Podczas dzisiejszej uroczystości wielkim nieobecnym był sam laureat tegorocznej nagrody, chiński dysydent Hu Jia. Za jego działalność na rzecz demokracji i praw człowieka chińskie władze zamknęły go w więzieniu pod zarzutem podżegania do obalenia władzy.
Przewodniczący Parlamentu Hans-Gert Poettering powiedział, że odwaga i determinacja laureata w obronie praw człowieka może być przykładem dla innych. Przyznając Hu Jia Nagrodę, europarlament zdecydowanie opowiada się po stronie wszystkich obrońców praw człowieka - jako przyjaciel całego chińskiego narodu.
Deputowani wysłuchali wzruszającej telefonicznej relacji żony laureata, która także nie mogła przyjechać na uroczystość, bo odmówiono jej paszportu.

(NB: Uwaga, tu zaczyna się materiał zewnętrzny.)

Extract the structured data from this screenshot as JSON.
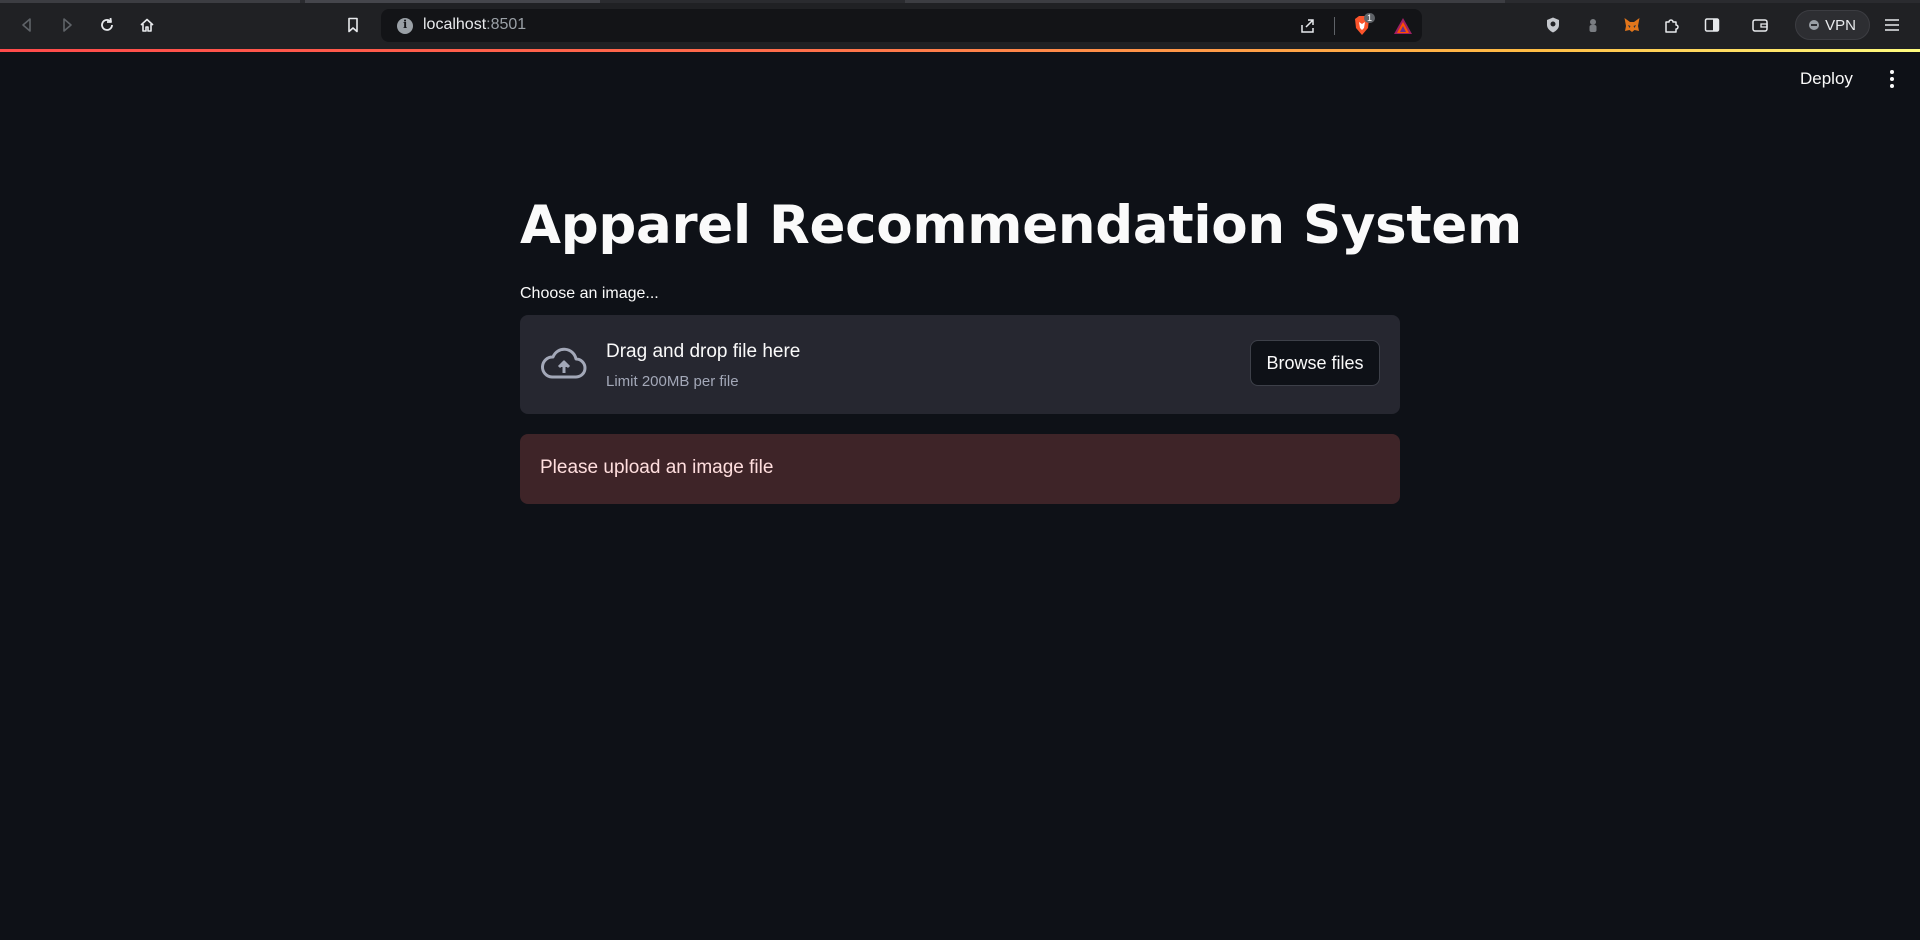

W tym roku Nagroda Sacharowa na rzecz Wolności Myśli została przyznana po raz dwudziesty. Dlatego na uroczystość zaproszeni zostali wszyscy dotychczasowi laureaci nagrody oraz Helena Boner, wdowa po rosyjskim dysydencie Andrieju Sacharowie. Do Parlamentu przybyli między innymi Aleksander Milinkiewicz, Lella Zana, Adam Demeci i Jing Sheng Wei.
Nieobecnemu tegorocznemu laureatowi przekazany zostanie czek na kwotę 50 tysięcy euro.